Nowadays there are shortage of both nurses and doctors and this has been noted by various organizations including American Medical Association and the National Nurses Association to have even expanded to irreversible level. But it had been constantly projected that the numbers will never stay on that kind of slope and will somehow, with great positivity, increase in the coming years as many nursing schools and the immigration system of the country will be producing nurses in hospital uniforms. And it is also noted that many Americans are shifting from clerical office to work as nurses in hospitals. Not to mention the job that the new health care bill passed by Congress can make as the law can draw millions of Americans back to their most desired health care services.
From the news about the declining numbers of nurses, there is another study that has been published through CNN Online about doctors. This time these professionals in medical scrubs are again on the hot seat but not because of its population but because of some issues concerning their effectiveness during duty. The study does not aim at criticizing the doctors’ skill in terms of the medical procedures that they perform or their aptitude in terms of the vast knowledge they learned and are putting into practice but on the grounds that there are certain things that supposedly interrupts in their line of works.
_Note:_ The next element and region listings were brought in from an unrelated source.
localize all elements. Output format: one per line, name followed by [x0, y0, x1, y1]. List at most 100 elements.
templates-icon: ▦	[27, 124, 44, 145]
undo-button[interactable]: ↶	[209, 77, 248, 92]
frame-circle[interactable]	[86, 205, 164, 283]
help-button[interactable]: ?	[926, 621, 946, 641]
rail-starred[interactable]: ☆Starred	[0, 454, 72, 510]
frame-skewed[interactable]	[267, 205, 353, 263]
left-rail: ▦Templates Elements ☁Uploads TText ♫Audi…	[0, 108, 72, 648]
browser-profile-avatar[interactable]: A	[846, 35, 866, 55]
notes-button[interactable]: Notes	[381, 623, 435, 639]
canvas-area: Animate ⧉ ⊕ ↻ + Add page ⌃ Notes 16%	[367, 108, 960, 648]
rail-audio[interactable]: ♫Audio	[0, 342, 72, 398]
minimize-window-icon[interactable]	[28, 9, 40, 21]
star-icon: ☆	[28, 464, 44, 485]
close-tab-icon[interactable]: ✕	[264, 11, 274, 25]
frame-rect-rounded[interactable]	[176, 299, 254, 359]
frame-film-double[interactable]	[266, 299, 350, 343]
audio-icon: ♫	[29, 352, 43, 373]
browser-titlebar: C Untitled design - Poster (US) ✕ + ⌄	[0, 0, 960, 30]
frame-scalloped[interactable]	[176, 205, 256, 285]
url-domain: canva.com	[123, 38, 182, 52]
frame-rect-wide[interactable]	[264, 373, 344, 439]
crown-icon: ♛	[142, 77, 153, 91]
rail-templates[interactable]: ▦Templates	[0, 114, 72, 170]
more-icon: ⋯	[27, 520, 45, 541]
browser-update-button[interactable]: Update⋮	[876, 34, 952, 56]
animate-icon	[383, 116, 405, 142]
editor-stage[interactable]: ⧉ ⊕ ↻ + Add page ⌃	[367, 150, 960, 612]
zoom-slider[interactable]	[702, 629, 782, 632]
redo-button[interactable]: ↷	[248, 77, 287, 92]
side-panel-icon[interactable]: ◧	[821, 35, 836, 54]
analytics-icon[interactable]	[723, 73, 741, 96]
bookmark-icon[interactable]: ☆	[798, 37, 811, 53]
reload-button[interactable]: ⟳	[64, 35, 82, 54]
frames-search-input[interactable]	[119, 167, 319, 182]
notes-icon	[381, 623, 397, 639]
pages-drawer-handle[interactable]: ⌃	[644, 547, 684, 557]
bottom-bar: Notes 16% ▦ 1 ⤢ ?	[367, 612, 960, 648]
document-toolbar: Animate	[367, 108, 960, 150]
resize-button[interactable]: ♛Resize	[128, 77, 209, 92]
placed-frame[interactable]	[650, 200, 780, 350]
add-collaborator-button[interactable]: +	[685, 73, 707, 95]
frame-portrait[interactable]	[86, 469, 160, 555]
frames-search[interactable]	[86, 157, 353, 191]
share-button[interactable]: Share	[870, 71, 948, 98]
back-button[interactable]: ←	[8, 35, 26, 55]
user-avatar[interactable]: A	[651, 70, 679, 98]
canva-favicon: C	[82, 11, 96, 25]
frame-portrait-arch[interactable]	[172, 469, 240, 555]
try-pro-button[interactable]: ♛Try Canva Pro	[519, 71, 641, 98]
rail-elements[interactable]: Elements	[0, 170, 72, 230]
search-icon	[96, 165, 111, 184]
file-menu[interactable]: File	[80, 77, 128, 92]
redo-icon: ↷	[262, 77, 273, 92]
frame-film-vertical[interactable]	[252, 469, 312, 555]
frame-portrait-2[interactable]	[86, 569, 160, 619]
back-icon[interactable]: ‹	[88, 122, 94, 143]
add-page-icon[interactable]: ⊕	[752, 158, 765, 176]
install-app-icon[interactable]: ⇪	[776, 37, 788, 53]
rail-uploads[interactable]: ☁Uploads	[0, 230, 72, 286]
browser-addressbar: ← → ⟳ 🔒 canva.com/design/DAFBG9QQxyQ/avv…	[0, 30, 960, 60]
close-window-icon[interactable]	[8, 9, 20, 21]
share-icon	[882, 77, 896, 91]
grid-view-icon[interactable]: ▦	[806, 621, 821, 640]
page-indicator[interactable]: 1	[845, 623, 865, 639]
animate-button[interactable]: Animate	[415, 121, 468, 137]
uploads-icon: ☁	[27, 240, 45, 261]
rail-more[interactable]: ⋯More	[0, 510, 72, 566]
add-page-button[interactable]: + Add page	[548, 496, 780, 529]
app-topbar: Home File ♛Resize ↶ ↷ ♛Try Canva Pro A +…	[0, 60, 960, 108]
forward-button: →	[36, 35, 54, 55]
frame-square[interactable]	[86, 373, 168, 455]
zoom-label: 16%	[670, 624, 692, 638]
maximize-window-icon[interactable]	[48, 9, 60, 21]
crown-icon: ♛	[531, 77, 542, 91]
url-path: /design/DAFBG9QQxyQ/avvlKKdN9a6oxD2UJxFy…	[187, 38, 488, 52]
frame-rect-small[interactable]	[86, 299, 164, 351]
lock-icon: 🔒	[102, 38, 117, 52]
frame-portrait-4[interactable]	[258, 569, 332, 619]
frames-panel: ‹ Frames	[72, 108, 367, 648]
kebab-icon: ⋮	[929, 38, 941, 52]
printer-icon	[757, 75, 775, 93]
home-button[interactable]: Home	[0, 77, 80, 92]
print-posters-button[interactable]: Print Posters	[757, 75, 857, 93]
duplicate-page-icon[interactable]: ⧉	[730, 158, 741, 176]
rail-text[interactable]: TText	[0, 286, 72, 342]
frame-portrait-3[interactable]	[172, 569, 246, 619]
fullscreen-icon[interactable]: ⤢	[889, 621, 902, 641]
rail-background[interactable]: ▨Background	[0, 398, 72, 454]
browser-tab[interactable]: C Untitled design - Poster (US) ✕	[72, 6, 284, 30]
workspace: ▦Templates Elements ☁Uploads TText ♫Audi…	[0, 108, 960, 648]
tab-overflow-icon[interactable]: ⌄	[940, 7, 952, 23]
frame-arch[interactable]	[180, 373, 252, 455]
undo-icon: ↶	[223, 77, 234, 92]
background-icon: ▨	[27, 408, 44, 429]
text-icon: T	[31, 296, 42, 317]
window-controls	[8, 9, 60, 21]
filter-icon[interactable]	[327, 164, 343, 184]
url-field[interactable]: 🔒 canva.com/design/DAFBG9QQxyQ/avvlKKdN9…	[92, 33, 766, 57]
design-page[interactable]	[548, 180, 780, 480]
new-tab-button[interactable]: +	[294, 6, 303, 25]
Based from the same research, it showed that doctors it showed that doctors on duty are being interrupted in so many ways and most of the time. Such disruptions the study summarizes can affect how the doctors perform their duties and somehow had affected the way and the time they have given to their patients.
From the conducted research by University of Sydney and the University of New South Wales about the behavior of the doctors in a particular emergency department and they found out staggering results. They have observed on 40 doctors in a 400-bed capacity emergency ward for over 210 hours and studied the relevant time and their motions. The study showed that every doctor is interrupted in so many ways about 7 times per hour. And that if there are 10 tasks 1.1 of them is interrupted 3.3% of the doctors studied are interrupted more than once. The study that was published in a journal named Quality and Safety in Health Care expound that 18.5% of those interrupted tasks where not returned on by doctors.
"It appears that in busy interrupt-driven clinical environments, clinicians reduce the time they spend on clinical tasks if they experience interruptions, and may delay or fail to return to a significant portion of interrupted tasks," assessed by the authors headed by Johanna Westbrook as told to CNN.
The bewildering effects of the result of the study are somehow directed not on the doctors but on the patient as time spent on each patient is very important to arrive at a decision that can either help the patient survive or not. Though the study did not mention the specific interruptions doctors encounter it is enough to know that somehow the medical field must be reformed somehow.